Eventually, four beeps after the undisclosed number of beeps is Sam finally able to sit up again, the muscles in his back and aching in protest and lets out something like a wet sigh. He scrubs at his face with his hands, wiping away the small smear of blood on his chin and rubbing fingertips against his forehead before dropping his hands to his lap.

It'll be fine, really, maybe, hopefully.

Dean won't die because Dean fuckin' Winchester doesn't know how to die, doesn't know the meaning of the word unless it's the monster of the week bathed in salt and kerosene.

Sam tells himself to breathe, and a few beeps later he's somehow managed to wedge his way onto the end of the bed, body curled around Dean's legs and his own haphazardly dangling off the edge of it. Mindful of the wires and IV and the amount of poking and prodding some woman with a PhD had been doing, Sam remains there, keeping watch over the brother who used to pride himself over mother-henning his younger sibling, who used to pick on but not pick on him for being shorter, for wedging the just of his chin into his collarbone and being a general nuisance because that's what younger brothers are supposed to do.

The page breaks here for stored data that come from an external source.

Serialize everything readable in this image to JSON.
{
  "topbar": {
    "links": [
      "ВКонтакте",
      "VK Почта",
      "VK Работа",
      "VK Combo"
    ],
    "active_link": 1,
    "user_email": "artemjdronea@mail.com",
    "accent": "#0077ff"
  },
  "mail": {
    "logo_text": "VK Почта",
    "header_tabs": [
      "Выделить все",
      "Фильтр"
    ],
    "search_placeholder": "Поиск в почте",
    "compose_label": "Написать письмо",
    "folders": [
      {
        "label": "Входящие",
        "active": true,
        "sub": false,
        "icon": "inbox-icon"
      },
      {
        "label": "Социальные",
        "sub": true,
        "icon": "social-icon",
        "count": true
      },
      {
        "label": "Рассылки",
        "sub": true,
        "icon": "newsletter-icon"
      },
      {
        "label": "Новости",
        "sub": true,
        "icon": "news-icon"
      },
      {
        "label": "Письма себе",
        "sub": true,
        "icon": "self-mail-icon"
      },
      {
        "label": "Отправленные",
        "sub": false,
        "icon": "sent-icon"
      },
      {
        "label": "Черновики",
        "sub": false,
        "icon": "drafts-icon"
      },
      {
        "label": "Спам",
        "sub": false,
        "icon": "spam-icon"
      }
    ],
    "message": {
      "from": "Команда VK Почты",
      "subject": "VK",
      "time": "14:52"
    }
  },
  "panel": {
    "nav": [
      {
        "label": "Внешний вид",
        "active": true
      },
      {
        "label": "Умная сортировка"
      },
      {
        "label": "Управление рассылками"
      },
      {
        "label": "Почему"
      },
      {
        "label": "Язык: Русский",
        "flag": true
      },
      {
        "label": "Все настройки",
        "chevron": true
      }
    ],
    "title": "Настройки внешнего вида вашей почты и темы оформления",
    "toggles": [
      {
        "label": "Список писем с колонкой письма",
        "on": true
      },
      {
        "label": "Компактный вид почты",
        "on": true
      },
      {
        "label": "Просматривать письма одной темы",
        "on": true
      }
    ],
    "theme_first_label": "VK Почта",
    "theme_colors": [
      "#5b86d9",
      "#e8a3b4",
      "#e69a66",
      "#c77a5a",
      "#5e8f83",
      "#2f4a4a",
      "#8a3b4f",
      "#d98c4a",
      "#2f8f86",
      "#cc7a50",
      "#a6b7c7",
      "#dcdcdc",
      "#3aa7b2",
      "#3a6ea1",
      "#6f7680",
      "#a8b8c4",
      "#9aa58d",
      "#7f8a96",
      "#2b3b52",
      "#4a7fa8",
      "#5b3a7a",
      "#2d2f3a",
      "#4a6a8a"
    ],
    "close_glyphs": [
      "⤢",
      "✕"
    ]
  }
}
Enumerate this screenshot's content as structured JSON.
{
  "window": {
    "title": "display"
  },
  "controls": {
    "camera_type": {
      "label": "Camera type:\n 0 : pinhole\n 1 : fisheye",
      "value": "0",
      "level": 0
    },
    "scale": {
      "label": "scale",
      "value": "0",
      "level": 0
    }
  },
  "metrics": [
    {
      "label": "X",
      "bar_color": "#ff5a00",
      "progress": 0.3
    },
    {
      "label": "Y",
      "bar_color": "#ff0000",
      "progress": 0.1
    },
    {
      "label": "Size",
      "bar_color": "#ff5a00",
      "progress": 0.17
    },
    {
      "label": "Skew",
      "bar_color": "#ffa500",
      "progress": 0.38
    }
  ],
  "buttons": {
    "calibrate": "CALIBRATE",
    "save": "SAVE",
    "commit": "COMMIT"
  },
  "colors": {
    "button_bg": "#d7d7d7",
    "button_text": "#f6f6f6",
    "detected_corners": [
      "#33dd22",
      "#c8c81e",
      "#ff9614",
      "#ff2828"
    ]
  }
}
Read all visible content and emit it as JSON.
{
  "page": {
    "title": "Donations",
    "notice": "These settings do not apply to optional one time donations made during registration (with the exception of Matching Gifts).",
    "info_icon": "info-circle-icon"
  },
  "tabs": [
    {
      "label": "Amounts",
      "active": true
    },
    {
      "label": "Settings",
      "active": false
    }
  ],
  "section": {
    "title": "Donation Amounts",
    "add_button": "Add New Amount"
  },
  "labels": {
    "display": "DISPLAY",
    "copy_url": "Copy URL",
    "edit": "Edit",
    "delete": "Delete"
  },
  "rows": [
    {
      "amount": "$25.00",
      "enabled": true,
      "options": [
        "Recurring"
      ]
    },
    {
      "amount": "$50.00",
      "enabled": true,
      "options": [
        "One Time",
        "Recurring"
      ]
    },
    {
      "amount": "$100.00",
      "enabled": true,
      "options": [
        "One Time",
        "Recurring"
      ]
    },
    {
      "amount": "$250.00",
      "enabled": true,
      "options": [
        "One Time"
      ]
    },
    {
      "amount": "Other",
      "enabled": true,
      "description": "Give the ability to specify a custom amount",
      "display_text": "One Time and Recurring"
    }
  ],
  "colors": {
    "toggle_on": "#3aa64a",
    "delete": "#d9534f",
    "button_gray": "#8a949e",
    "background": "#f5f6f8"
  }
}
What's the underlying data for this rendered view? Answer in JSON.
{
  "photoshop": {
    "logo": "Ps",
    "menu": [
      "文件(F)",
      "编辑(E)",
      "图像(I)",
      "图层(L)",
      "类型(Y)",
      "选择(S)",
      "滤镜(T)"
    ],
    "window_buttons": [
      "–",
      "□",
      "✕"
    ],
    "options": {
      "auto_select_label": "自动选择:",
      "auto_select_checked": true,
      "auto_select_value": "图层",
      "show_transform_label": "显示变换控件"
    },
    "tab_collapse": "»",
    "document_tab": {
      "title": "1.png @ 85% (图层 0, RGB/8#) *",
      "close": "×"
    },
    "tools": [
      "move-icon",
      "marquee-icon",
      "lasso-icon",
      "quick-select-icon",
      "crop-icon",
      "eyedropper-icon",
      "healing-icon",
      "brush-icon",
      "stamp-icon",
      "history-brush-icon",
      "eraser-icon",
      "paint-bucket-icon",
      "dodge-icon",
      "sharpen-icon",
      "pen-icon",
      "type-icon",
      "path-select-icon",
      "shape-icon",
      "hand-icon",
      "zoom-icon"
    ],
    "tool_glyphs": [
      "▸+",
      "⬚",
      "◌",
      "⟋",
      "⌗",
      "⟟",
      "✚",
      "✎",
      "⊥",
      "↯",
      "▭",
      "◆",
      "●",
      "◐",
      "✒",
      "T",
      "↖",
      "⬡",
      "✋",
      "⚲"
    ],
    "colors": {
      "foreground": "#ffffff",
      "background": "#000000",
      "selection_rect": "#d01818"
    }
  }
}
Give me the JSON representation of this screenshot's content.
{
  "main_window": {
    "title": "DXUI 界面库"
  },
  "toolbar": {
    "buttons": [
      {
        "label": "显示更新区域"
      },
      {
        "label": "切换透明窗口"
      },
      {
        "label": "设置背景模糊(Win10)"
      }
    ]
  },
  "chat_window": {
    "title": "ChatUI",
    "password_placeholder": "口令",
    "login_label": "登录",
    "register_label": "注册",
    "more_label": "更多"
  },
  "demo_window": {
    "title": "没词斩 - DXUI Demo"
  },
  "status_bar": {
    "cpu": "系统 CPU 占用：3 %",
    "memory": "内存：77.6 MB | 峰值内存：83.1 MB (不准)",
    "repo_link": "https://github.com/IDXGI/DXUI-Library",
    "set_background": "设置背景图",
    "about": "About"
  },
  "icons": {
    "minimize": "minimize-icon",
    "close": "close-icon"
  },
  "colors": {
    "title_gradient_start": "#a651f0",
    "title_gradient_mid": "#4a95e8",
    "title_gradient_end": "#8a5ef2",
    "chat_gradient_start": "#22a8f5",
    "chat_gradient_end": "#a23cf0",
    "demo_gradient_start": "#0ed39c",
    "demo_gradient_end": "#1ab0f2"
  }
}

So he sits, and stares, and watches, and waits, and decides that somehow, someway, neither of them will ever be here again.

Dean will never again see a hospital bed, will never so much as have to perch on the edge of one to interview a witness, will never have to inhale the scent of sterilization and death and the hustle and bustle of those only prolonging the inevitable.

Sam opens his mouth one last time, not to say goodbye, not to utter redundant words of encouragement, but to utter something that gets lodges up in his throat and won't come out.

The beeps keep time with the stuttered movements of his silent mouth, and he ducks his head before he considers trying again.

Dean beats him to it, wide-eyed and choking and gasping and awake.

For the first time in an hour, Sam is about to speak articulately again, though it's hoarse and the sound of his own voice is leaving him floundering, just not so much as is the sight of Dean gagging on that damn tube and alive. "Dean?"

And for a brief instant Dean manages to focus his attention on something that isn't discomfort and his gag reflex, manages to look at his brother, manages to convey the message loud and clear. Dean is awake, is alive, and lying right there in front of Sam and is about to kick his ass.

Sam calls for help, and Dean says but doesn't say that it's okay.

Sam stands there, all but looming in the doorway, twitching with the need to go throttle his brother because god dammit, Dean, you're a jerk, but doesn't.

Sam wants to sob, wants to take the nurse rushing through the door by the shoulders, run down the hall and drag his father back in and scream and shout and laugh and point and Dean because I told you, I fucking told you.

Dean chokes, sputters, gasps, and wheezes, and it's okay. It's okay, because it means he's alive, mean he can roll his eyes and cuff his baby brother upside the head in reparation for initiating chick flicks moments, can drive with the dial cranked up, crooning words and lyrics and being a general nuisance.

Dean chokes, sputters, gasps, and wheezes, and the beeps are less dull and monotonous, and more lively and rushed and live.

He's pale, cold, and shivering, and his brother's staring like a dumbass, trying to offer a smile, but the smirk tugs at the gash in his lip again. Dean fights, stares and thrashes, and Sam has to plaster himself against the wall to keep from elbowing his way through the medical team surrounding his brother and can only watch instead.

One of them takes a breath, and it sounds more like a sob. The other wonders where their father is.

Dean says but doesn't say that it's okay, even though somehow it's actually not.